Mesdames et Messieurs,
Mes chers amis,
Quand, d'un côté, je considère ce nouveau traité européen que nous allons adopter, quand je considère surtout ce qu'il représente : une victoire de l'Europe sur ses propres craintes ; quand, d'un autre côté, j'envisage le nouvel état de notre monde globalisé, tel qu'il s'est manifesté de la façon la plus brusque dans la crise financière des jours derniers ; je me dis que nous allons bientôt avoir les moyens de réguler la mondialisation, mais qu'il nous appartient encore de faire un choix que nous ne pouvons plus différer : voulons-nous, ferons-nous l'Europe politique ?
Le nouveau Traité est l'occasion d'un nouveau départ pour l'Europe. Voulons-nous, pouvons-nous réguler la mondialisation ? Voulons-nous, ferons-nous l'Europe politique ? Ces deux questions, mes chers amis, n'en font qu'une.
Nous avons réalisé le marché intérieur ; mais la mondialisation nous oblige à repenser notre stratégie : nous sommes maintenant dans une économie globale, le défi est à présent d'adapter le marché commun aux échanges mondiaux. Il nous faut plus de politique, car il nous faut parler d'une seule voix si nous voulons faire prévaloir nos intérêts aussi bien que nos principes.
L'ONU s'est inquiétée des émeutes que la pénurie alimentaire a déclenchées dans les mois passés, au Mexique, en Guinée, en Mauritanie, au Sénégal, en Ouzbékistan, au Yémen, au Maroc. Les gens veulent quitter leur pays, et qui, pour la plupart, choisissent l'Europe comme destination.
Enfin l'augmentation du prix des huiles alimentaires nous touche directement, non seulement parce qu'elle a des répercussions sur le pouvoir d'achat en Europe, mais aussi parce qu'elle nous conduit peut-être à revoir nos priorités en termes de production agricole.
À ce type de problèmes globaux, il ne peut y avoir de réponse que globale : nous ne les réglerons pas seul, ni même à deux, trois ou quatre, mais nous les réglerons peut-être à 27, à condition que l'Europe puisse élaborer une réponse unique, rapide, réactive, que l'on n'ait pas besoin de se réunir quatre mois à l'avance pour faire accoucher la montagne d'une souris - bref à condition que nous poursuivions sur la voie de l'intégration politique.

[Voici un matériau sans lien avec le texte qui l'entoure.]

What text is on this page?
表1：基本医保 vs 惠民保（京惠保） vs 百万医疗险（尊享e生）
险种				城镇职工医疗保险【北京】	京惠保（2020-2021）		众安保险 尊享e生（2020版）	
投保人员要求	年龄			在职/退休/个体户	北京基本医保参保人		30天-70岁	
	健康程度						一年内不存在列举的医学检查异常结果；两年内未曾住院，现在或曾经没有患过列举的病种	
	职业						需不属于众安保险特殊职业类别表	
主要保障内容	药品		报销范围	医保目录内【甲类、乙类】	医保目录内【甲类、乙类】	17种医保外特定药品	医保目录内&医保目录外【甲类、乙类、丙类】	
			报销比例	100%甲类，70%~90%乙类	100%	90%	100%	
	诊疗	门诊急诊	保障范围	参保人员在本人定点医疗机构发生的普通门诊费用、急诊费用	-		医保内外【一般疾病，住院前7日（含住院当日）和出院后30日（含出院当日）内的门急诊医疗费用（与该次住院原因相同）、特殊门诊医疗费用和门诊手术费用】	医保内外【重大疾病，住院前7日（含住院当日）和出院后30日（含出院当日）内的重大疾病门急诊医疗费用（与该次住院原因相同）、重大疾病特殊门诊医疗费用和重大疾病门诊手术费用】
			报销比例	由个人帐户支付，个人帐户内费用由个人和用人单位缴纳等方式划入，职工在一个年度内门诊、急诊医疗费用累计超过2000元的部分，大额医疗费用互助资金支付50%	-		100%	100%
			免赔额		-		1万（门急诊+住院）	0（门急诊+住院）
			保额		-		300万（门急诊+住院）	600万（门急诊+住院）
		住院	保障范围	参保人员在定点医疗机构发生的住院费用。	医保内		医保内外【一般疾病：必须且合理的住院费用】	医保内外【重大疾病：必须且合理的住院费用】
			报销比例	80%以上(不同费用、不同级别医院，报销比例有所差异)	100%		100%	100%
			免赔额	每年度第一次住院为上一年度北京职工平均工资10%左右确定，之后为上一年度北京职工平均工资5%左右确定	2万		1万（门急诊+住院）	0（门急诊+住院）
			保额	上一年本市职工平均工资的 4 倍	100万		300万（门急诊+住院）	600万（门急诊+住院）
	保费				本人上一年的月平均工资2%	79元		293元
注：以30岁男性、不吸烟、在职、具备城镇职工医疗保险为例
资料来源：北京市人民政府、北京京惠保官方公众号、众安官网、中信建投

Les champs d'action que je viens de mentionner à propos de cet exemple seront les priorités de la présidence française : l'immigration, l'énergie, le développement durable, la diplomatie dans ses rapports avec la politique de sécurité et de défense.
Pour la présidence de l'Union : protection, adaptation, promotion, enthousiasme - voilà les quatre points cardinaux de notre action. Il s'agit de quatre enjeux transversaux, quatre défis de l'Europe politique - quatre défis qui réclament une Europe politique.
Protéger le modèle européen. Protéger l'Europe, ce n'est pas la fermer : ce qui est en jeu, c'est notre capacité à imposer des normes à nos partenaires dans le monde, et à garantir le développement harmonieux de nos sociétés.
Je veux parler de règles environnementales. Être exigeant avec nous-mêmes, dans nos objectifs de réduction des émissions de gaz à effet de serre, nous oblige à être exigeant avec les autres ; autrement nous allons créer un dumping environnemental, qui va pénaliser les entreprises de notre continent.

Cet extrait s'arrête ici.